Laying Out the ‘Sweet’ Facts
Jim Chase is wishing a pox on the wrong house. It wasn’t the bakers union that caused the demise of the Hostess products he so loves. Union workers have been giving back benefits and accepting less pay for years while the company struggled with poor management. Meanwhile the executives gave themselves huge raises and raided the pension funds of their hardworking employees. The whole sordid story is outlined in Michael Hiltzik’s column in the Nov. 25 L.A. Times Business section.
It’s likely some other company with better management will acquire the Hostess name and continue producing the well-known high calorie treats Chase mourns. I hope they hire back the good workers who lost their jobs due to incompetent leadership and corporate greed. It’s a shame Chase in his ignorance of the facts heaps insult on top of injury.
Sharon Weisman
Glendale
Disappointed at Vons
On a Sunday afternoon, my teenage son and I stopped off at the Vons at Foothill and Pennsylvania for a quick groceries trip. After paying and heading out, I was half way to my car in the parking lot when I heard someone calling from behind me.
“Lemme see your receipt.”
I stopped and turned around to see a young man facing me in a black sweatshirt and no other identification. He aggressively repeated, “Lemme see your receipt.”
It was a moment frozen in time. I didn’t know who this kid was, had never seen him before, and had no reason to believe he worked for the store. His words said, “Lemme see your receipt” but his tone said, “Give me your wallet.”
Letting him near, I had no idea what he was going to do. I was with my son; my first instinct had to be preservation.
I said, “No. Stay away.”
His reaction was more aggressive. Quite a bit so. I imagine that he was assuming we would flee [as] he grabbed the bag in my son’s hand and held on.
I leapt in, pulled my son and the bag away and backed off. I was furious beyond the point of any ability to speak at that point.
His next comment, “Want me to call the police?”
Choking, I was about to respond with a “Yes” when a young woman ran up to us from the store, calling out, “Come back to the store.” Her tone was different, concerned about what was going on, but at the same time she wore no identification either.
My next response, finally, “So you work for the store?” With a smirk the young man pulled a Vons ID of some sort from under his sweatshirt.
The four of us walked back to the store entrance where I started to look through my bags, searching for the “alleged” receipt. The young man, continuing his aggressive tone, said, “So no receipt then.”
It was everything I could do to bite my tongue at that moment; instead I handed him the receipt out of hiding in my last bag. He gave it a long, detailed look, and handed it a back to me with a cursory, “You’re fine.”
Fuming, simply wanting to get home, I left.
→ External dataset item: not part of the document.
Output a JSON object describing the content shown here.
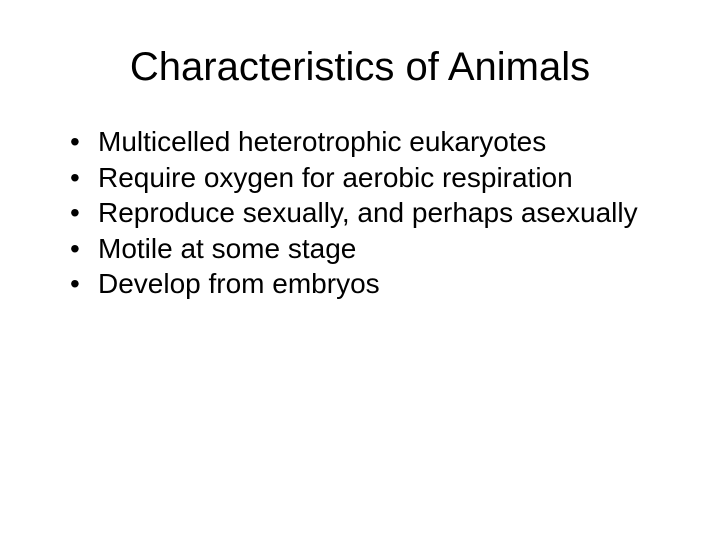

I was certainly not fine.
At home I called the store and talked to the floor manager who spoke of some kind of “last defense” or some such policy at the store, as if treating a patron like a criminal is just “fine” as long as it is part of store policy. “I’m sorry” was not part of his response, at least not that I can now recall, not with any sincerity. I railed, I cursed, I made it clear I would not step in that store again, and I hung up.
I thought at that point I could put it behind me.
I couldn’t. I slept poorly, stepping through the events in my mind several times over, thinking about the things I did wrong. I should have asked for his ID up front. I should have asked for the names of both of them. I should have gone straight to the manager.
But in the fundamentals of my response, I can only see that I acted correctly, taking a defensive posture and standing my ground when an aggressive stranger approached me and my son.
At the end of the day, maybe this can all be chalked up to a poorly trained employee and a jumpy patron. But I don’t feel like that’s the case. I don’t see how this young man could have ever felt justified to act with such aggression, and in such an accusatory manner, without at least the implication from management that this was acceptable behavior. It feels more like this business has chosen business assets (and fear of their theft) over the community at large, and at some point along the way has lost its respect for the customers that are its livelihood.